By Britton Perelman, Staff Writer

4/5 Stars

As any good storyteller knows, sometimes the best stories come, not from a writer’s imagination, but from real life.  “The Theory of Everything” is one of those stories.

“The Theory of Everything,” directed by James Marsh, is the true story of renowned physicist Stephen Hawking (Eddie Redmayne) and his first wife, Jane (Felicity Jones), whose memoir was the inspiration for the film.  It begins with their first meeting, shows the pair falling in love, and the slow decline as Stephen realizes something is very, very wrong. After he is diagnosed with a motor-neuron disease and given two years to live, the couple gets married and Stephen continues to work on his Ph.D. The film follows their life together, a course of over thirty years.

At its core, “The Theory of Everything” is a love story.  It isn’t about Hawking’s theories or the science he studies, it’s about the incredible story of his relationship with his wife, Jane, as they fight his disease and build a life together against impossible odds. And, while this may be a negative aspect for others, I love that the movie doesn’t try to be something it’s not. We don’t need to understand physics to be able to understand the bond shared between Stephen and Jane. The science is not left out, because it couldn’t be a movie about Stephen Hawking without it, but it doesn’t take center stage, the emotion does.

Eddie Redmayne and Felicity Jones are the backbone of the film. Their connection is so tangible, so real, it’s almost as if they’re having conversations solely with their eyes.  Both are perfection in their respective roles; every scene is handled with such care, each movement and spoken word expertly acted.  Jones, in a role supposedly written with her in mind, is spectacular. While Stephen deteriorates physically, Jane deals with the growing pressure that his illness puts on her and Jones handles the emotional deterioration Jane went through with such grace.

But nothing can compare to Eddie Redmayne’s performance.  Honestly, if his performance goes unrecognized at the Academy Awards in February, then I clearly know nothing about acting. Redmayne shows the collapse of Stephen’s body so accurately it seems impossible.
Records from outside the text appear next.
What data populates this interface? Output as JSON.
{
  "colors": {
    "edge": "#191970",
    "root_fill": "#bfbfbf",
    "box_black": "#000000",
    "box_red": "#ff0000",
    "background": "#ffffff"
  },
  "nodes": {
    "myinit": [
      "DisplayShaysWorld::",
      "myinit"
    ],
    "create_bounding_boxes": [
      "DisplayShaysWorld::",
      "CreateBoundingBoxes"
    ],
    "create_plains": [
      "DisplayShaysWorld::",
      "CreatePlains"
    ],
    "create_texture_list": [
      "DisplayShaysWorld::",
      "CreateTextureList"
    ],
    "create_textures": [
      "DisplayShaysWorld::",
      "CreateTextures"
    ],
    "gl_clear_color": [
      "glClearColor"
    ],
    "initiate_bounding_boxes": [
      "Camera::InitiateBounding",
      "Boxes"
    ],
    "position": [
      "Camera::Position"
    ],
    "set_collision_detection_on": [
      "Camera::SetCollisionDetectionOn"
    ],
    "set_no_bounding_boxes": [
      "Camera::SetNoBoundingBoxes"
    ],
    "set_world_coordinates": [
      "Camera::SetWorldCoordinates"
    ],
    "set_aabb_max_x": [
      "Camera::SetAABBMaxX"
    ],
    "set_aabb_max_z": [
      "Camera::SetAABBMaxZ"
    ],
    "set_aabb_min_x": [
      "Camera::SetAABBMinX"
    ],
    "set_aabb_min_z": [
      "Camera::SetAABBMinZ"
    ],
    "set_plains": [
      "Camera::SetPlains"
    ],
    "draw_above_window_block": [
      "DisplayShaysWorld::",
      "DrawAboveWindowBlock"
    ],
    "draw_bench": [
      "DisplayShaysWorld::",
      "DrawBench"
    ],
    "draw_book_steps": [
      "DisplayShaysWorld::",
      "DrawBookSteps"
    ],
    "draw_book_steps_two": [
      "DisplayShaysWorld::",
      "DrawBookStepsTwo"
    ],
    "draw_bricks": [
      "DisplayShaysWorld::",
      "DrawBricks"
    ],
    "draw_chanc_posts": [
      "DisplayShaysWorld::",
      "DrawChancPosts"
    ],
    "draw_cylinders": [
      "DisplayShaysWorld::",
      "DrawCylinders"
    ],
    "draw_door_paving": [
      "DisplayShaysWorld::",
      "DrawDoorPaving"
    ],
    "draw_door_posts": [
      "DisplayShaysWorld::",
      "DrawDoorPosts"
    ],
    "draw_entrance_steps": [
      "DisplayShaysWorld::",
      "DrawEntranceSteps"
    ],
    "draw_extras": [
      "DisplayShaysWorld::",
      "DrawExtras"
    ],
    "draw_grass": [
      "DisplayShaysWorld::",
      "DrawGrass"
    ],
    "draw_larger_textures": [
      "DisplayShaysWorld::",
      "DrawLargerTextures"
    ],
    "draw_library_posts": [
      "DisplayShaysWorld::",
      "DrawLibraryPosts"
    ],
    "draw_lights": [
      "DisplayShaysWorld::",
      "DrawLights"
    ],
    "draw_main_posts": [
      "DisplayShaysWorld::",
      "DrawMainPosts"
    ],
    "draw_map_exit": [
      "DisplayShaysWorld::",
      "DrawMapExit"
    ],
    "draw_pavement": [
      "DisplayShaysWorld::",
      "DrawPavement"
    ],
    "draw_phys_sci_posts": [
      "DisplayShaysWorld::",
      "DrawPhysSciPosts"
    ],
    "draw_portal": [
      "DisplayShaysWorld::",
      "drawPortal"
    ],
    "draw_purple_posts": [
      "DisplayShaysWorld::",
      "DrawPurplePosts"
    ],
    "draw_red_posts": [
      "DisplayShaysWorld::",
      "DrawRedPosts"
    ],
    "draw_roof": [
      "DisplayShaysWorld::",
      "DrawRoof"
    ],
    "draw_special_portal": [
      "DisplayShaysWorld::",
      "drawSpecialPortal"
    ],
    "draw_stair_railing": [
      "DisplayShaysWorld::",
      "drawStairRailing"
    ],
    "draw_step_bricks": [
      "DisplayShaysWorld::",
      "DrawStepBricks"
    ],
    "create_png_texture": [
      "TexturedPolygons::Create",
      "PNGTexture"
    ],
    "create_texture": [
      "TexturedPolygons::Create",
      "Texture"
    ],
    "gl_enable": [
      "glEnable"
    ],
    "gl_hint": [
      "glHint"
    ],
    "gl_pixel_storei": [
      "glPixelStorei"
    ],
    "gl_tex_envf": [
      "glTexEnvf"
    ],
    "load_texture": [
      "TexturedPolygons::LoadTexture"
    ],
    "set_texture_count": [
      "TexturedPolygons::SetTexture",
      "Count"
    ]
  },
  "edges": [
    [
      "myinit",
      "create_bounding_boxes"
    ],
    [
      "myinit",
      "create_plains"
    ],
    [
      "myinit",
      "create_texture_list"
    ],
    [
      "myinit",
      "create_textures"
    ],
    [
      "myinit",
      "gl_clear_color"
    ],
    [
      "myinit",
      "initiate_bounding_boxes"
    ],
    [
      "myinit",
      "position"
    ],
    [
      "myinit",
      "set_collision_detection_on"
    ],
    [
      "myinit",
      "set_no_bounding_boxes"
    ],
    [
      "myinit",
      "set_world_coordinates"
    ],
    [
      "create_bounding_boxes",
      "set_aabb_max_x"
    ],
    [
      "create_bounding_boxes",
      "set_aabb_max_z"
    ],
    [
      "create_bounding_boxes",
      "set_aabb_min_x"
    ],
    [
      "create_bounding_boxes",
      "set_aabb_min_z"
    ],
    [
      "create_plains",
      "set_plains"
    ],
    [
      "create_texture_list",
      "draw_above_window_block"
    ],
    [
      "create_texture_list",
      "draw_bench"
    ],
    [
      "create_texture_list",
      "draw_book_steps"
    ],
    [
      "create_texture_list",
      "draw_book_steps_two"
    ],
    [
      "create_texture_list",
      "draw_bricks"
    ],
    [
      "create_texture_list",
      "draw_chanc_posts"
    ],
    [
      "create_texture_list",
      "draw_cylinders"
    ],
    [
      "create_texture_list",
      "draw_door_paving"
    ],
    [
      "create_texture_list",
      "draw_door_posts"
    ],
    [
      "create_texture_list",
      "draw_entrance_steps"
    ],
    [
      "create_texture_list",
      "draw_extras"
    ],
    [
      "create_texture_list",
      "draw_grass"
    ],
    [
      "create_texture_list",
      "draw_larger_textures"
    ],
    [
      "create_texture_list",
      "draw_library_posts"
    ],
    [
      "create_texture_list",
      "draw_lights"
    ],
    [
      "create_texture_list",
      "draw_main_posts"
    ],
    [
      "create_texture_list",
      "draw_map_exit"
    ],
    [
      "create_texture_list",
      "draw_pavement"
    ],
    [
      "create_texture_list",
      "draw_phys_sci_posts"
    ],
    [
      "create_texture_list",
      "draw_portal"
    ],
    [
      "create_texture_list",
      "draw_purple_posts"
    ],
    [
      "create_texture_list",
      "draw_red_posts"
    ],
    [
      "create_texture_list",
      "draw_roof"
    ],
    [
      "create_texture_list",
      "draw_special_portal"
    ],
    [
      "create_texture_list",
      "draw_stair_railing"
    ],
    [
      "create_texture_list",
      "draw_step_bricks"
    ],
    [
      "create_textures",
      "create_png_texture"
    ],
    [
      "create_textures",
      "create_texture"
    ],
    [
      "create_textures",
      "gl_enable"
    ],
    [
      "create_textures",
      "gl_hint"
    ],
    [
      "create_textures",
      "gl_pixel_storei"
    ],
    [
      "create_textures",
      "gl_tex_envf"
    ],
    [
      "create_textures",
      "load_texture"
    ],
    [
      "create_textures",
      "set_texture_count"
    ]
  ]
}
He apparently charted the course of Stephen’s disease over time for his own personal reference and practiced facial expressions in the mirror for hours at a time.  Even when most of Stephen’s body movement is gone, Redmayne is able to convey emotion through a single twitch of his eye or mouth.

Accompanying the actors is breathtaking cinematography that does two very important things. First, through close ups we are able to track the failure of Stephen’s body parts. We see when his fingers begin to tremble, when his foot starts to go limp, and how his handwriting wobbles. And second, home-movie-like footage summarizes parts of Stephen and Jane’s life together in a way that feels incredibly authentic. We see their wedding, a day at the beach with their children, a gondola ride in the river in grainy, color-saturated shots that perfectly illustrate the highlights of their life.

“The Theory of Everything” is true to itself and true to the people it portrays and I respect that. I simply can’t say enough about this film. No spoilers here, but I do want to mention that the ending is truly beautiful -— one of the best I’ve seen.